7 minute read

1. Basic Notations

Consider an infinite-horizon Markov Decision Process (MDP) defined by the tuple \((\mathcal{S}, \mathcal{A}, P, r, \gamma, s_0)\), where \(\mathcal{S}\) is the state space, \(\mathcal{A}\) is the action space, \(P\) is the transition probability function, \(r\) is the reward function, \(\gamma \in [0, 1)\) is the discount factor and \(s_0\) is a fixed initial state. A policy \(\pi: \mathcal{S} \rightarrow \Delta(\mathcal{A})\) maps states to probability distributions over actions. We omit the dependence of \(s_0\) for simplicity in the following analysis. The value function and the Q-function for a policy \(\pi\) are defined as follows:

\[\begin{aligned} V^\pi(s) &= \mathbb{E}_{ \tau \sim \pi, s_0 = s }\left[ \sum_{t=0}^\infty \gamma^t r(s_t, a_t) \right] = \mathbb{E}_{a \sim \pi(\cdot | s)} \left[ Q^\pi(s, a) \right], \\ Q^\pi(s, a) &= \mathbb{E}_{ \tau \sim \pi, s_0 = s, a_0 = a }\left[ \sum_{t=0}^\infty \gamma^t r(s_t, a_t) \right] = r(s, a) + \gamma \mathbb{E}_{s' \sim P(\cdot | s, a)} \left[ V^\pi(s') \right]. \end{aligned}\]

Consider the visitation distribution of a policy \(\pi\), denoted as \(d^\pi(s)\), which represents the discounted state visitation frequency under policy \(\pi\):

\[d^\pi(s) = (1 - \gamma) \sum_{t=0}^\infty \gamma^t \mathbb{E}_{\tau \sim \pi} \left[ \mathbb{P}(s_{t} = s | s_0 = s_0) \right].\]

The value function can also be expressed in terms of the visitation distribution:

\[\begin{aligned} V^\pi(s_0) &= \frac{1}{1 - \gamma} \mathbb{E}_{s \sim d^\pi, a \sim \pi(\cdot | s)} [r(s, a)], \\ Q^\pi(s, a) &= r(s, a) + \gamma \mathbb{E}_{s' \sim P(\cdot | s, a)} \left[ \frac{1}{1 - \gamma} \mathbb{E}_{s'' \sim d^\pi, a'' \sim \pi(\cdot | s'')} [r(s'', a'')] \right]. \end{aligned}\]

2. Potential Difference Lemma

Potential Difference Lemma is a fundamental result in reinforcement learning that relates the value functions of two policies.

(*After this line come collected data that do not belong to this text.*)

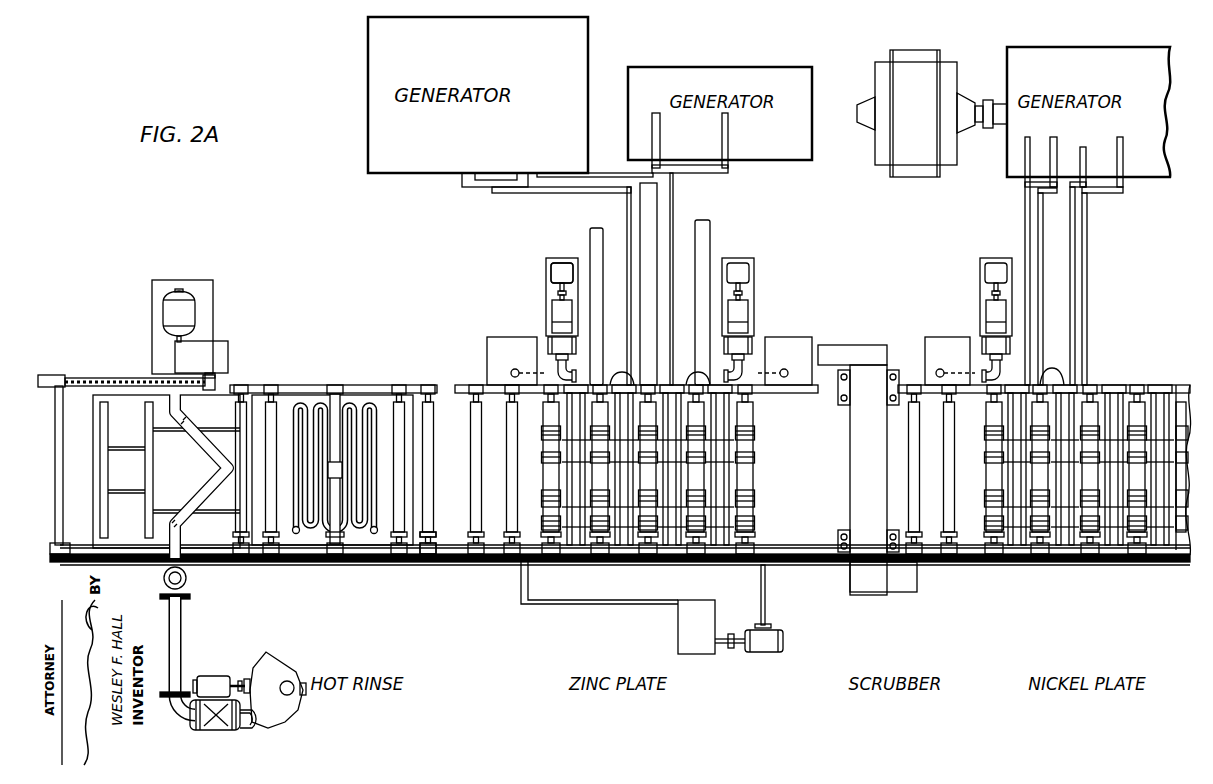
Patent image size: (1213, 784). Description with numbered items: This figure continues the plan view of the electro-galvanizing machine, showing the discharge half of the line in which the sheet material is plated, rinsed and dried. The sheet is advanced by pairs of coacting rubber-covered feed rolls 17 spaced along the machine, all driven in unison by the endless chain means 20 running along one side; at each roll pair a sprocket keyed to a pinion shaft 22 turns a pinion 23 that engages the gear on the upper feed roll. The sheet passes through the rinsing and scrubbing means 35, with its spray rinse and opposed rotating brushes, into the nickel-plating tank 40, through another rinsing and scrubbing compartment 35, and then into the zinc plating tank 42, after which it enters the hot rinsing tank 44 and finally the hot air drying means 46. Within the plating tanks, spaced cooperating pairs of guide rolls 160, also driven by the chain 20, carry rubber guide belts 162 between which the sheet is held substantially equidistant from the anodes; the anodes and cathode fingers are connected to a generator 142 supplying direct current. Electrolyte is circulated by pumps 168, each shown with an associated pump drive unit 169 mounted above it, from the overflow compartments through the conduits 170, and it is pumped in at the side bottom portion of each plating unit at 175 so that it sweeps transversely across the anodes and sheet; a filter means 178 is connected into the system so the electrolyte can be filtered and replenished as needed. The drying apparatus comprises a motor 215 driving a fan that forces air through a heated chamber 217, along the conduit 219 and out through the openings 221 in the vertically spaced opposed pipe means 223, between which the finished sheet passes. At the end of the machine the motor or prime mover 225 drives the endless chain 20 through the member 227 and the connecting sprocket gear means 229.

The feed rolls 17 is at (242, 428).
The endless chain means 20 is at (226, 562).
The pinion shaft 22 is at (430, 547).
The pinion 23 is at (437, 533).
The rinsing and scrubbing means 35 is at (857, 344).
The nickel-plating tank 40 is at (1131, 374).
The zinc plating tank 42 is at (475, 378).
The hot rinsing tank 44 is at (321, 379).
The hot air drying means 46 is at (211, 430).
The generator 142 is at (1137, 163).
The guide rolls 160 is at (1140, 405).
The rubber guide belts 162 is at (1088, 450).
The pumps 168 is at (560, 315).
The valve actuator 169 is at (550, 295).
The conduits 170 is at (600, 350).
The electrolyte inlet 175 is at (621, 384).
The filter means 178 is at (726, 593).
The motor 215 is at (217, 676).
The heated chamber 217 is at (222, 730).
The conduit 219 is at (182, 640).
The openings 221 is at (198, 462).
The opposed pipe means 223 is at (168, 540).
The motor or prime mover 225 is at (180, 292).
The member 227 is at (136, 378).
The sprocket gear means 229 is at (70, 568).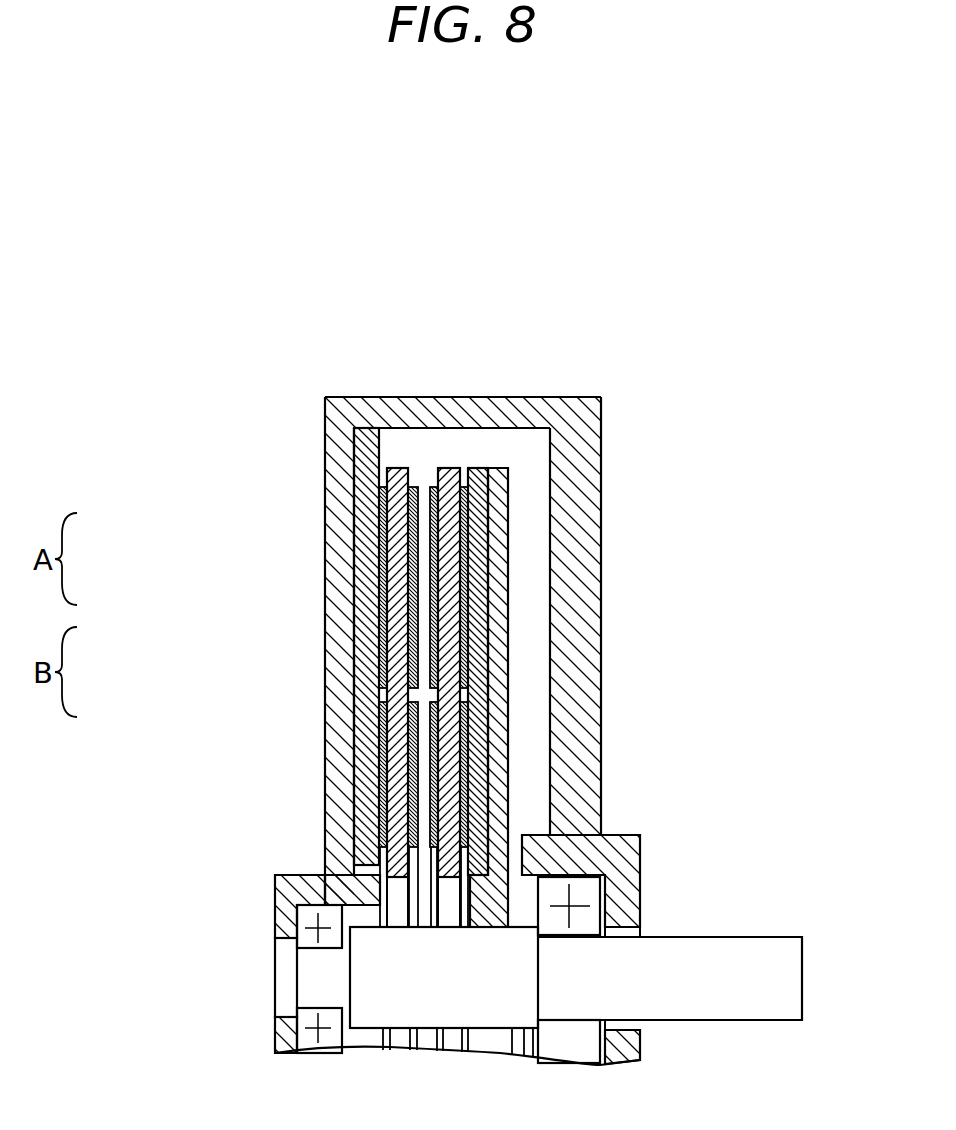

It states that for any two policies \(\red{\pi}\) and \(\green{\pi'}\), the difference in their value functions can be expressed as:

\[\begin{aligned} V^\red{\pi}(s_0) - V^{\green{\pi'}}(s_0) &= \frac{1}{1 - \gamma} \left( \mathbb{E}_{s \sim d^\red{\pi}, a \sim \red{\pi}(\cdot | s)} [r(s, a)] - \mathbb{E}_{s \sim d^{\green{\pi'}}, a \sim \green{\pi'}(\cdot | s)} [r(s, a)] \right) \\ &= \frac{1}{1 - \gamma} \mathbb{E}_{s \sim d^\red{\pi}, a \sim \red{\pi}(\cdot \mid s)} \left[ Q^{\green{\pi'}}(s, a) - V^{\green{\pi'}}(s) \right] \\ &= \frac{1}{1 - \gamma} \mathbb{E}_{s \sim d^\red{\pi}, a \sim \red{\pi}(\cdot \mid s)} \left[ A^{\green{\pi'}}(s, a) \right], \end{aligned}\]

where \(A^{\green{\pi'}}(s, a) = Q^{\green{\pi'}}(s, a) - V^{\green{\pi'}}(s)\) is the advantage function of policy \(\green{\pi'}\). We omit the proof of the potential difference lemma, which can be found in many standard reinforcement learning textbooks and blogs (e.g., Wen Sun’s blog).

To understand the potential difference lemma, we can interpret it as follows: the difference in value functions between two policies can be expressed as the expected advantage of one policy over the other, weighted by the visitation distribution of the first policy.

3. Entropy-Regularized Setting

In the regularized reinforcement learning setting, we often consider a regularized objective function that includes an additional regularization term to encourage certain properties in the learned policy. Specifically, we consider the entropy-regularized objective function defined as:

\[J(\pi) = \mathbb{E}_{s \sim d^\pi, a \sim \pi(\cdot | s)} [r(s, a)] + \lambda \mathbb{E}_{s \sim d^\pi} [\mathcal{H}(\pi(\cdot | s))],\]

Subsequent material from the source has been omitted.